PROGNOSIS Ketahanan hidup penderita ARDS pediatri bervariasi. Kebanyakan senter melaporkan angka kematian sekitar 50-75%. Meta-analisis empat laporan mengenai ARDS pada anak mendapatkan angka kematian keseluruhan 52%. Penelitian multisenter pada 41 unit perawatan intensif pediatri didapatkan 470 anak dengan kegagalan pernapasan akut (ditentukan dengan ventilasi mekanik, PEEP 6 cm H2O dan kebutuhan FIO2 0,5 selama 12 jam) dengan angka kematian 43%. Kematian disebabkan karena kejadian yang mengawali, disfungsi organ multisistem, atau sepsis. Untuk yang bertahan hidup, harapan untuk penyembuhan fungsional cukup baik. Kebanyakan anak dapat kembali ke keadaan sebelum sakit pada tahun pertama meskipun mungkin dapat diidentifikasi kelainan minimal pertukaran gas melalui uji fungsi paru. Keluaran jangka panjang kembalinya fungsi paru pada mereka yang bertahan hidup cukup baik dan mungkin lebih baik daripada pada orang dewasa.

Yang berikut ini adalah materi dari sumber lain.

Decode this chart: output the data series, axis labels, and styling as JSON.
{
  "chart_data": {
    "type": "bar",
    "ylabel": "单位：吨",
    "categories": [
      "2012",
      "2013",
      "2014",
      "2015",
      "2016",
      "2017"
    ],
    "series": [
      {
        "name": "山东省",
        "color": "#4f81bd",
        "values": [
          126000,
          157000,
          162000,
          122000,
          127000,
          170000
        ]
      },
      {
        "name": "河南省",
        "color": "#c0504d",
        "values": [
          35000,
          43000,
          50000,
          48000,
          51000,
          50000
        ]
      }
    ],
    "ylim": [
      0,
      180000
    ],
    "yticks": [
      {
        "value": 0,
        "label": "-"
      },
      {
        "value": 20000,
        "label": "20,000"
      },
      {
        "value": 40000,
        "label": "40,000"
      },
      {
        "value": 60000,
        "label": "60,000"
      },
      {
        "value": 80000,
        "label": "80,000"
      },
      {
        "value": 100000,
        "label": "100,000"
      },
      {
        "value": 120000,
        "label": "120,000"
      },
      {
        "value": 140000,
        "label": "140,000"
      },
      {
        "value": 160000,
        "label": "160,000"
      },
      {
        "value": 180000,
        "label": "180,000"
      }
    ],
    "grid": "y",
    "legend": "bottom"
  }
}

RENCANA ASUHAN KEPERAWATAN Distres pernapasan pada bayi baru lahir dapat disebabkan oleh defisiensi surfaktan, tidak lancarnya absorpsi cairan paru (takipnea transien pada bayi baru lahir), aspirasi mekonium, pneumonia bakteri atau virus, sepsis, obstruksi mekanis, atau hipotermia. Bagian ini hanya terlihat sebagai jenis distres pernapasan yang disebabkan oleh defisiensi surfaktan, atau sindrom distres pernapasan (Respirasi Distress Syndrome [RDS]). RDS adalah penyakit paru yang akut dan berat, terutama menyerang bayi-bayi preterm, hal ini dapat terlihat pada 3% sampai 5% bayi-bayi cukup bulan. PENGKAJIAN a. Lakukan pengkajian fisik dan sistematik, dengan penekanan khusus pada pengkajian pernapasan b. Observasi adanya manifestasi RDS: Takipnea (di awal, kemudian apnea) Retraksi substernal Krekels inspirasi Mengorok ekspiratori Pernapasan cuping hidung eksternal Sianosis Pernapasan sulit

c. Bila penyakit berlanjut: Lemah dan lesu Tidak responsif Sering mengalami episode apnea Penurunan bunyi napas Gangguan termoregulasi

d. Penyakit berat berhubungan dengan hal berikut: Keadaan seperti syok Penurunan curah jantung Rendahnya tekanan darah sistemik

e. Bantu saat prosedur diagnostik dan tes-tes (misalnya radiografi, analisis gas darah).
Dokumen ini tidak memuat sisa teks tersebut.